新潟県三条市を拠点に自治体のふるさと納税支援などを手がける三ツ目株式会社は8日、弥彦村と「弥彦村ふるさと納税事業推進業務」の委託契約を締結したと発表した。2025年度に弥彦村のアドバイザー業務などを担ったのに続き、今年度は支援領域を大幅に広げ、包括的な運営委託体制に移行する。

今回の業務は、ふるさと納税に関するPRや返礼品提供事業者の支援などを通じて、弥彦村の認知度向上や体制整備を図り、継続的で持続可能な寄付額の向上と発信力強化につなげるのが目的。弥彦村の「弥彦の丘サテライトオフィス」を拠点に、地域事業者に寄り添った現場密着型の支援を進める。
受託業務は、返礼品提供事業者の支援、返礼品の調達・配送管理、ポータルサイトの管理、寄付者対応、広告、各種分析、プロジェクトチーム支援など多岐にわたる。
寄付者からの問い合わせ対応などのコールセンター業務は株式会社新朝プレスが担い、三ツ目のマーケティング力と新朝プレスの運営支援実績を組み合わせた体制で事業を推進する。
三ツ目は昨年度、弥彦村でアドバイザー業務と一部クリエイティブ制作を支援。その実績や事業者との信頼関係が評価され、今年度は企画から実行、効果検証までを一気通貫で担う形に拡大した。
遠隔支援ではなく、村内拠点を生かして日常的に事業者と接点を持ち、現地撮影やクリエイティブ制作にも力を入れる方針だ。
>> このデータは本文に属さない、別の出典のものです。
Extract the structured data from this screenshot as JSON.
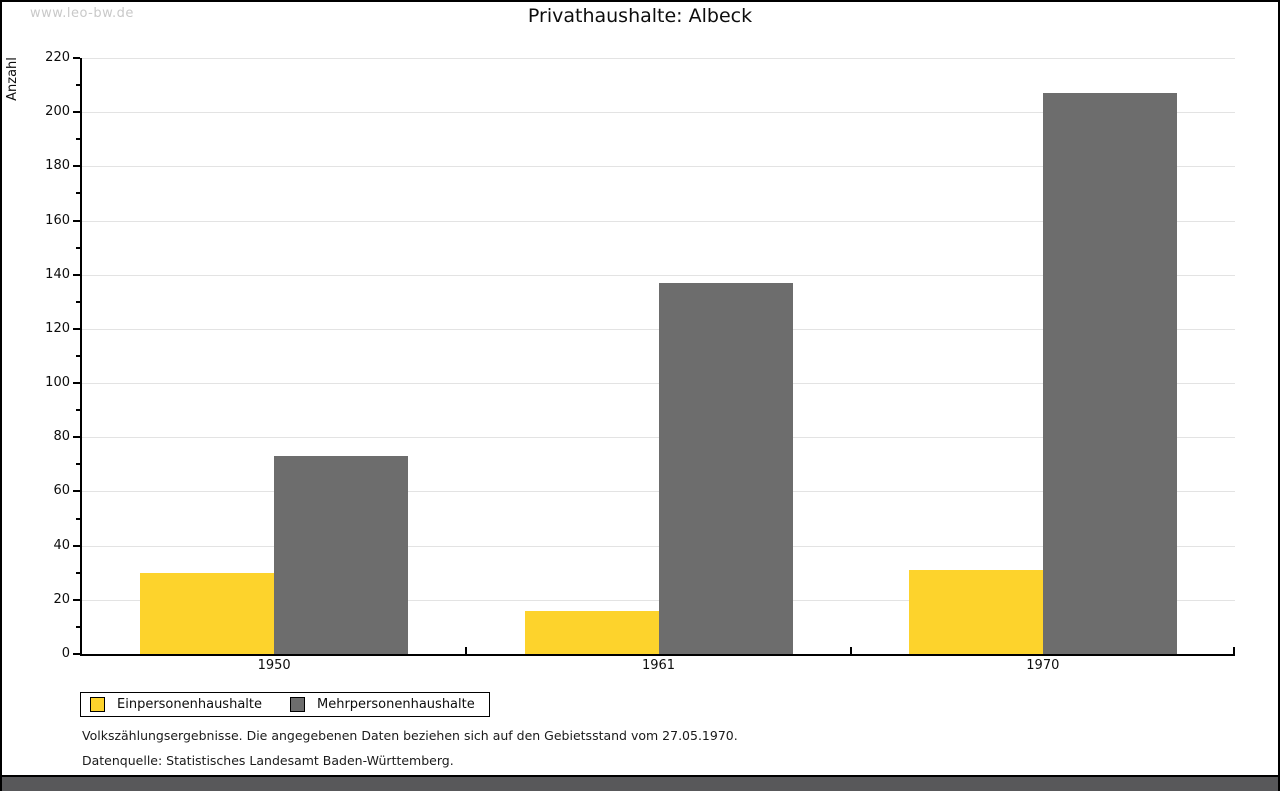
{
  "watermark": "www.leo-bw.de",
  "title": "Privathaushalte: Albeck",
  "chart_data": {
    "type": "bar",
    "title": "Privathaushalte: Albeck",
    "xlabel": "",
    "ylabel": "Anzahl",
    "categories": [
      "1950",
      "1961",
      "1970"
    ],
    "series": [
      {
        "name": "Einpersonenhaushalte",
        "color": "#FDD32C",
        "values": [
          30,
          16,
          31
        ]
      },
      {
        "name": "Mehrpersonenhaushalte",
        "color": "#6D6D6D",
        "values": [
          73,
          137,
          207
        ]
      }
    ],
    "ylim": [
      0,
      220
    ],
    "ytick_step": 20,
    "minor_tick_step": 10,
    "grid": true,
    "gridline_color": "#e3e3e3",
    "legend_position": "bottom-left"
  },
  "footer": {
    "line1": "Volkszählungsergebnisse. Die angegebenen Daten beziehen sich auf den Gebietsstand vom 27.05.1970.",
    "line2": "Datenquelle: Statistisches Landesamt Baden-Württemberg."
  },
  "colors": {
    "bottom_strip": "#58585a",
    "watermark": "#c9c9c9"
  }
}
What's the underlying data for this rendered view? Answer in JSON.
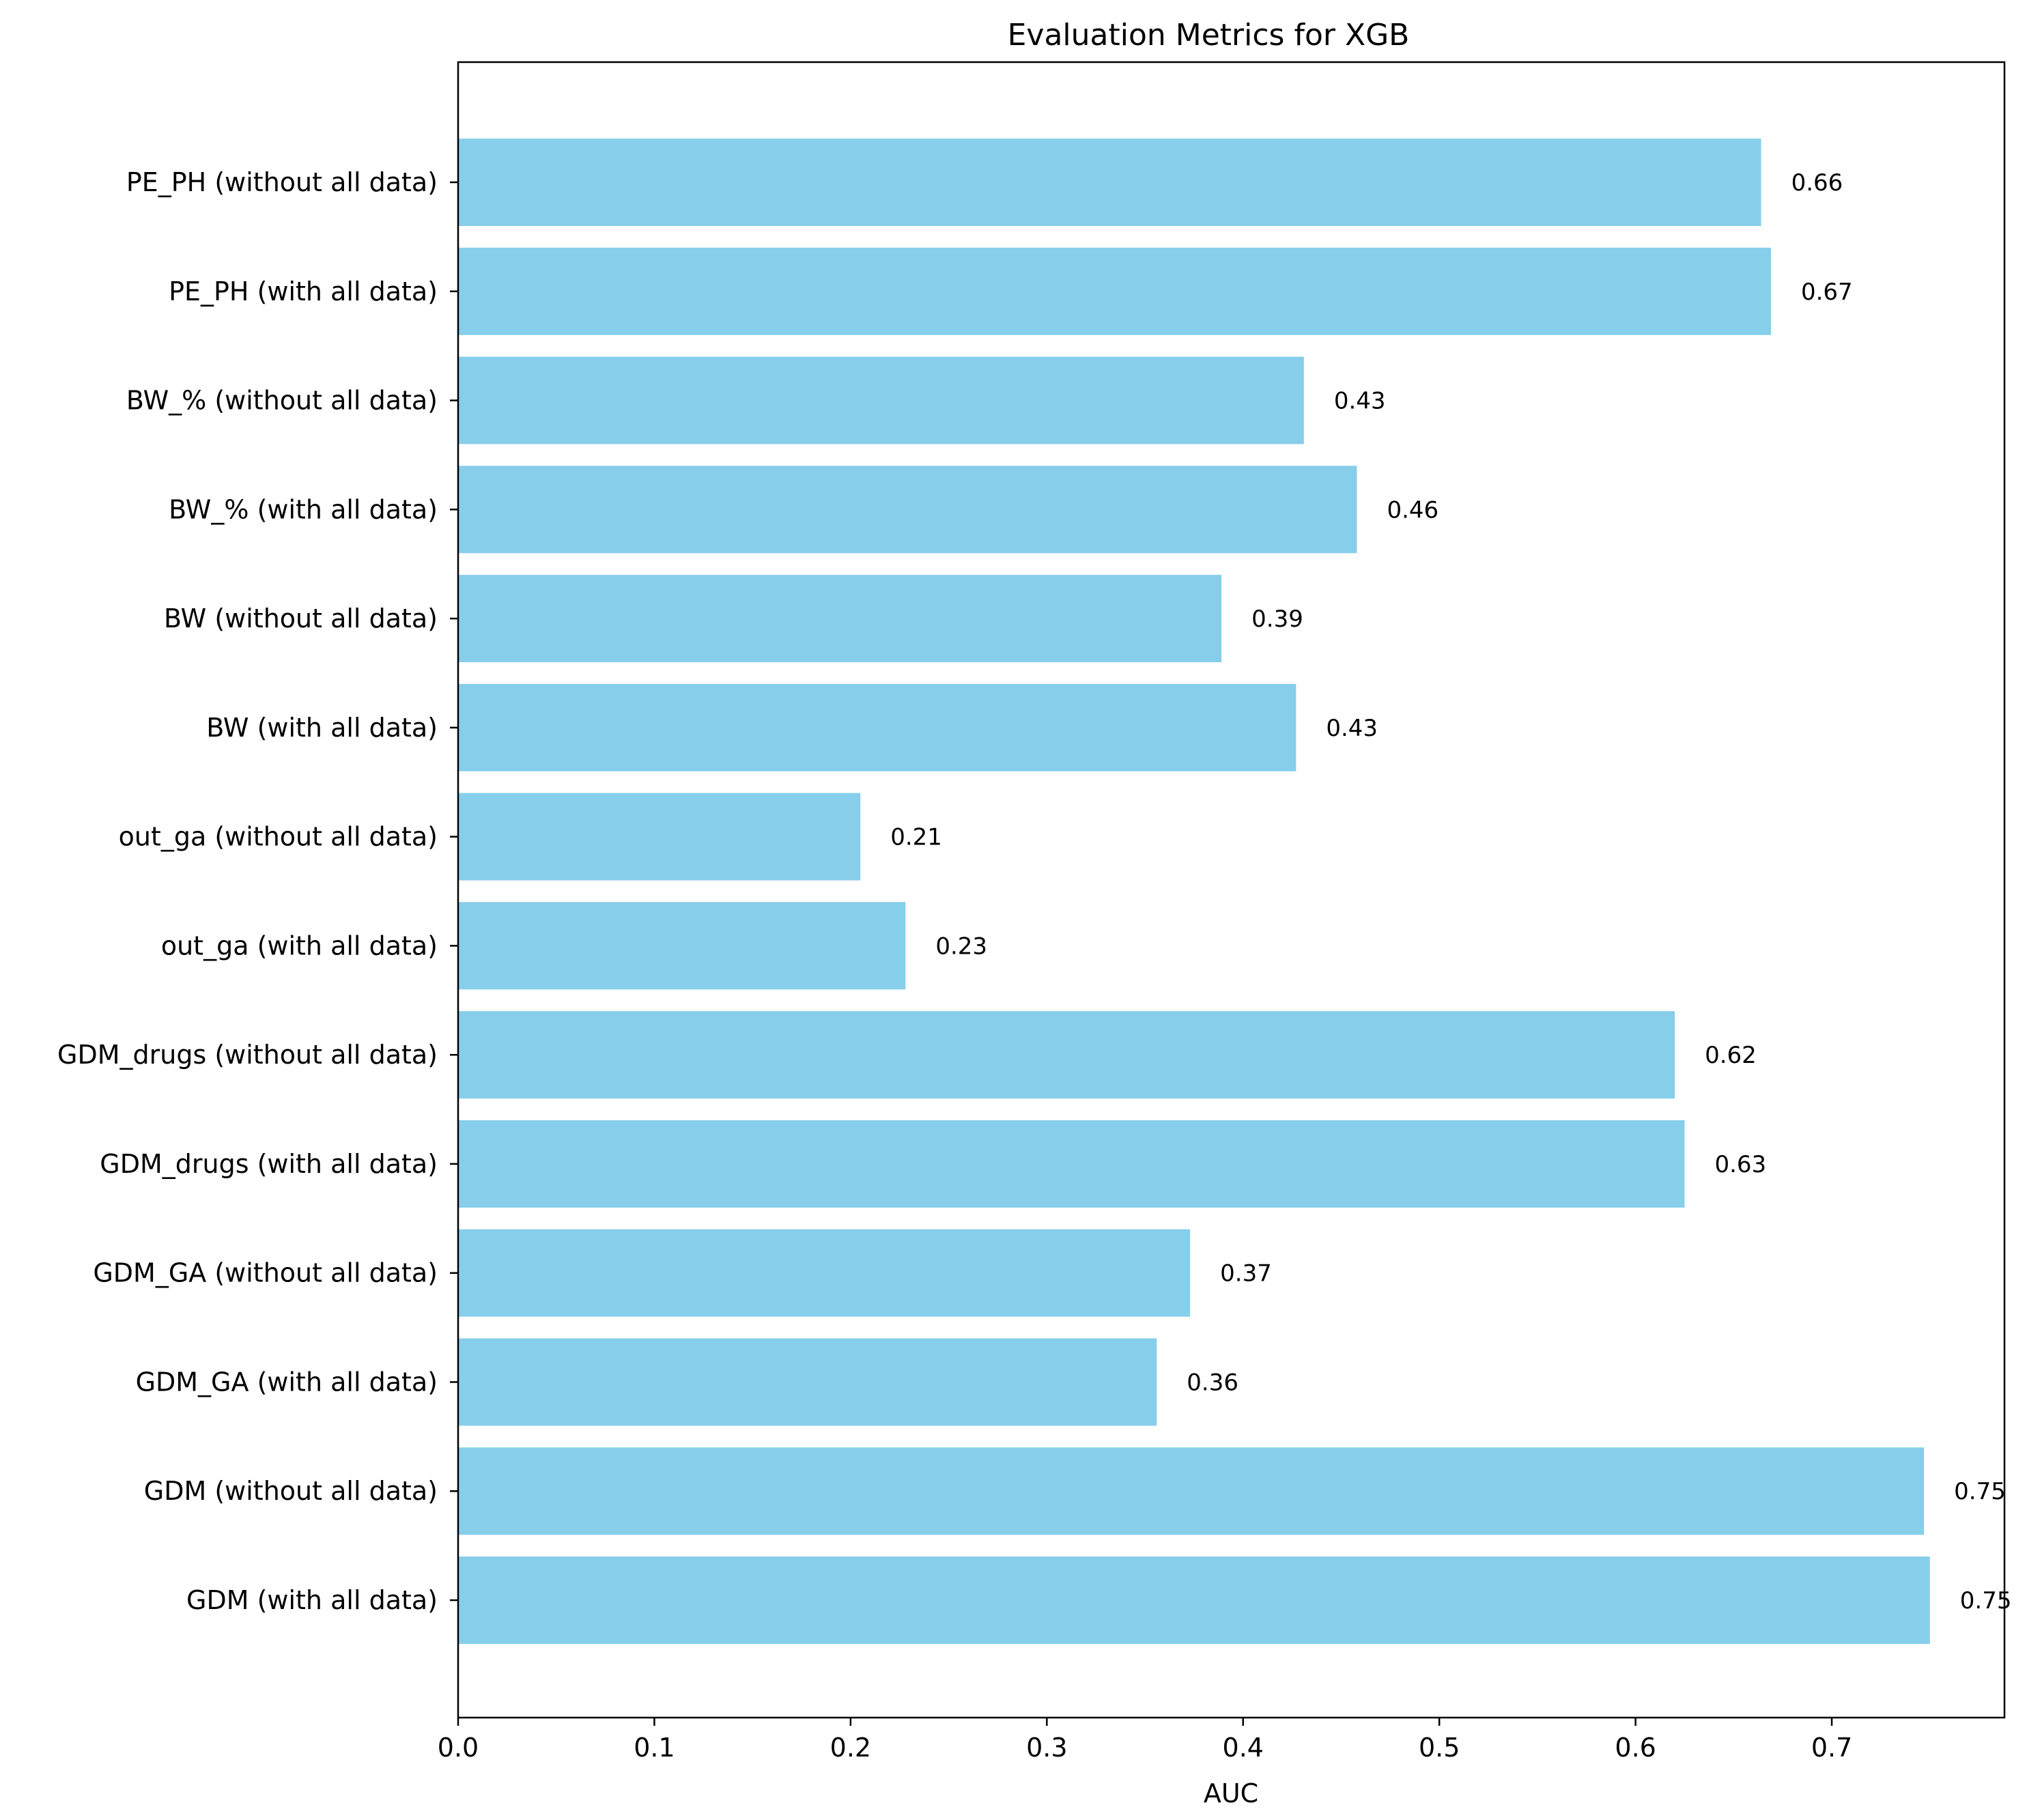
{
  "chart_data": {
    "type": "bar",
    "orientation": "horizontal",
    "title": "Evaluation Metrics for XGB",
    "xlabel": "AUC",
    "ylabel": "",
    "xlim": [
      0,
      0.788
    ],
    "xticks": [
      0.0,
      0.1,
      0.2,
      0.3,
      0.4,
      0.5,
      0.6,
      0.7
    ],
    "xtick_labels": [
      "0.0",
      "0.1",
      "0.2",
      "0.3",
      "0.4",
      "0.5",
      "0.6",
      "0.7"
    ],
    "grid": false,
    "bar_color": "#87CEEB",
    "categories": [
      "PE_PH (without all data)",
      "PE_PH (with all data)",
      "BW_% (without all data)",
      "BW_% (with all data)",
      "BW (without all data)",
      "BW (with all data)",
      "out_ga (without all data)",
      "out_ga (with all data)",
      "GDM_drugs (without all data)",
      "GDM_drugs (with all data)",
      "GDM_GA (without all data)",
      "GDM_GA (with all data)",
      "GDM (without all data)",
      "GDM (with all data)"
    ],
    "values": [
      0.664,
      0.669,
      0.431,
      0.458,
      0.389,
      0.427,
      0.205,
      0.228,
      0.62,
      0.625,
      0.373,
      0.356,
      0.747,
      0.75
    ],
    "value_labels": [
      "0.66",
      "0.67",
      "0.43",
      "0.46",
      "0.39",
      "0.43",
      "0.21",
      "0.23",
      "0.62",
      "0.63",
      "0.37",
      "0.36",
      "0.75",
      "0.75"
    ]
  }
}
弥彦村のふるさと納税は、昨年度の寄付受入額が約7.3億円となり、過去最高を更新した。返礼品ではブランド米「特別栽培米コシヒカリ伊彌彦米」や、フライパンなどのキッチン用品を中心とした金物類が人気を集めている。三ツ目はこうした地域資源をさらに磨き上げ、弥彦村のブランド価値向上につなげていく。
三ツ目の澤正史代表取締役兼CMOは「新潟県内でも屈指の観光地であり、歴史と文化が息づく弥彦村には、全国に届けるべきポテンシャルを秘めた特産品があり、ストーリーを持った事業者の皆様が数多くいらっしゃる。これまで培ってきたふるさと納税のマーケティングノウハウをフル稼働させることで、弥彦村のさらなる飛躍と発展に全力で貢献したい」とコメントしている。
三ツ目は三条市桜木町の三条ものづくり学校内に本社を置く。2024年3月末に三条市役所を退職した澤代表が創業し、ふるさと納税支援事業や自治体支援事業、企業伴走支援事業などを手がけている。